Local teens take on Hollywood

Summer Screen 2008 offers free filmmaking workshops across the county. I joined BBC Oxford course instructors at the Courtyard Youth Centre in Bicester to face kidnap plots, enchanted wells, death and chip shops.

On a holiday morning in Garth Park, Bicester, a hundred-year-old secret is being awoken. Two unsuspecting boys have unleashed a terrible evil in the form of two young girls, who will chase them to the ends of the earth to retrieve a magic amulet from their clutches. The boys realise their peril and flee in terror, but one is murdered by their enemies in the chase. His friend howls in anguish at his dying side as the girls mercilessly celebrate their victory…

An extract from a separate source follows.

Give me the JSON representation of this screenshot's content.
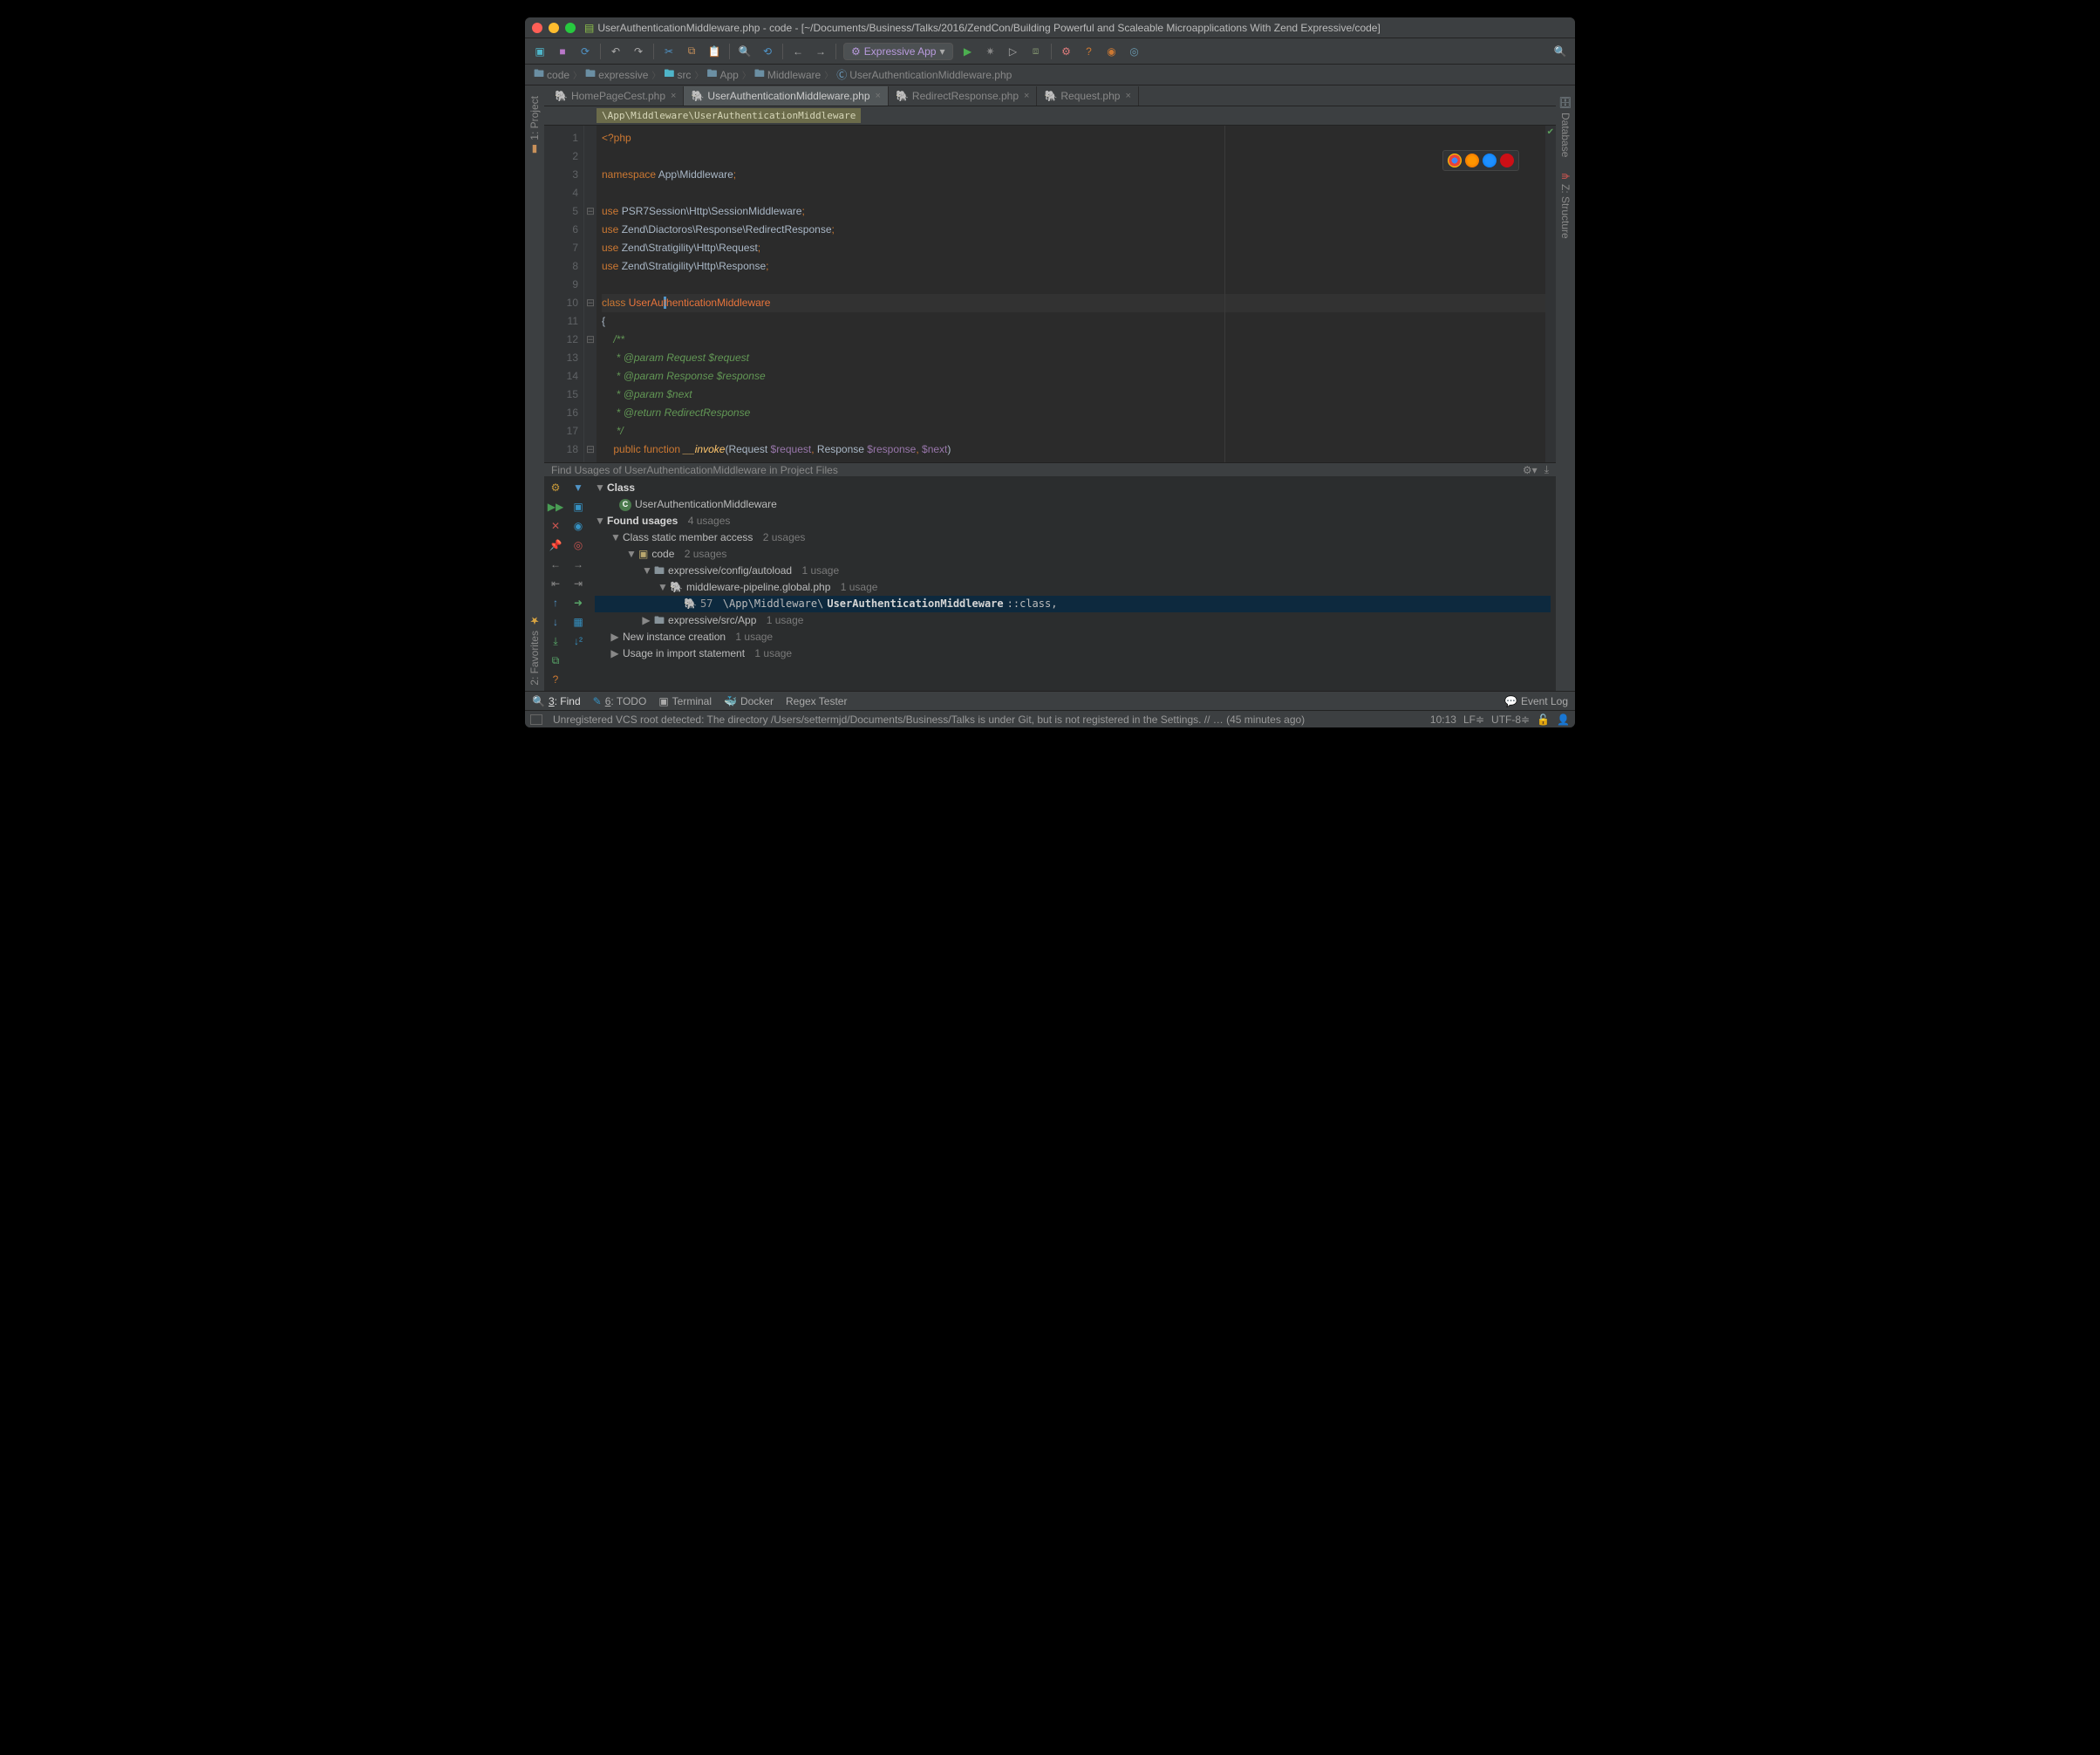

"It's good to get behind the scenes, rather than just see a finished piece"

Harrison, young director

Not bad for a one-minute film devised, directed, and acted out entirely by some of the participants of this years’ Summer Screen workshop in Bicester. The story concept developed out of a conversation about favourite films prompted by our tutor, Dave. Some slightly eclectic earlier suggestions had included giving a starring role to a rubber duck, and an enterprising idea to film in a chip shop in return for free food, before finally settling on the fantasy theme.

With vague elements of the plot in place, we headed off to film in the park, letting our story develop naturally as we went. There was a fair bit of competition brewing between us and the other group, who were filming in the youth centre canteen. They had concocted an elaborate kidnap plot story, complete with ransom-demand footage filmed on someone’s mobile phone.

Learning on the job

The workshop covered a surprising amount of technical know-how. We did long shots, close-ups, handheld camera work, recorded some sound effects, and all learnt what a McGuffin is. The group were certainly quick to pick up on the tricks of the trade. Ten minutes into the shoot, they started saying “it’s OK, we can just edit that out,” about anything that looked wrong, and asking Dave for gargantuan special effects like turning the sky red.

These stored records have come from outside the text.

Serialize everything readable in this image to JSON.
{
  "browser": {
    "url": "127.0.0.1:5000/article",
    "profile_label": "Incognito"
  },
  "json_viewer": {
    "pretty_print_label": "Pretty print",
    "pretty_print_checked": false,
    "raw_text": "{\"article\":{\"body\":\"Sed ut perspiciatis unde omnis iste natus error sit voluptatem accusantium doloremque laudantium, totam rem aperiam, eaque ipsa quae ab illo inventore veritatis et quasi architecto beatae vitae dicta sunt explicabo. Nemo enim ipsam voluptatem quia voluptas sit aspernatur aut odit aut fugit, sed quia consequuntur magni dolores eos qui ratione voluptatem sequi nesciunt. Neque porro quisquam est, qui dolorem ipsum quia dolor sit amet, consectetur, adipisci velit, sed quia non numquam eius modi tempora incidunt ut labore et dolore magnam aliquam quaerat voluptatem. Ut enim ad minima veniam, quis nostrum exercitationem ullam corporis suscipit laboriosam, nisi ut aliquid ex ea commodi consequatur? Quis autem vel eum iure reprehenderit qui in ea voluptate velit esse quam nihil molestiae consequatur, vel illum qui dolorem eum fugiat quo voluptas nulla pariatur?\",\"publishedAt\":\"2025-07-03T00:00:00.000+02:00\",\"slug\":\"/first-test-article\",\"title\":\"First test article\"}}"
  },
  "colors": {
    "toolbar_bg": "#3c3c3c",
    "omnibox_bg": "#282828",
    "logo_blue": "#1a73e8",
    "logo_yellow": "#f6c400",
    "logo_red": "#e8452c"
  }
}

Dave coaches the girls on how to be menacing

We were also introduced to the method of taking several shots of the same action from different vantage points, and editing them together at the computer to make the scene more interesting. Unfortunately, this did mean there was a lot of repetition. When I mentioned something about “just one short slow-mo shot,” our young cameraman quipped “oh, so it’ll only take five hours then.” For the most part, though, they didn’t seem to mind. “I don’t care how long it takes, as long as I’m enjoying myself,” one of our actors commented later in the day.

What’s striking about the workshop is the range of people it attracts. The participants in our group were spread between the ages of 11 and 16, with those at the younger end of the scale tending to be there just for the fun of being on film. Harrison, our director and the oldest member of the team, wants to write screenplays, and values the experience he will gain behind the camera. “It’s been inspiring,” he told me. “It’s good to get behind the scenes, rather than just see a finished piece.”

Checking out the footage we've shot so far

A hands-on experience

They all agreed that their heavy involvement from start to finish is the strongest element of the project. A few mentioned that they felt overlooked at school by the tendency for drama departments to give leading roles to year 10 and 11 students. Others simply didn’t expect to be trusted with expensive kit. “It was a lot better than I thought it was going to be,” said one actress. “I imagined we’d all just be stuck in a room, learning at computers.”

The reality was far from it. The boys in our group seemed to have a particular fondness for doing their own stunts, and devised a chase which saw them leaping and falling in the park bandstand. They joked about planning careers as stunt men, but in the very next take, they landed too soon and the girls ran in and tripped over them. As everyone fell on the floor, an attack of the giggles set in and suddenly we no longer looked like a serious film crew, but a bunch of mates messing around in the park.

Except for our teenage director, who sighed and said, “err… I think we’d better cut.”

The Summer Screen 2008 festival is running events in and around Oxfordshire until 3rd August.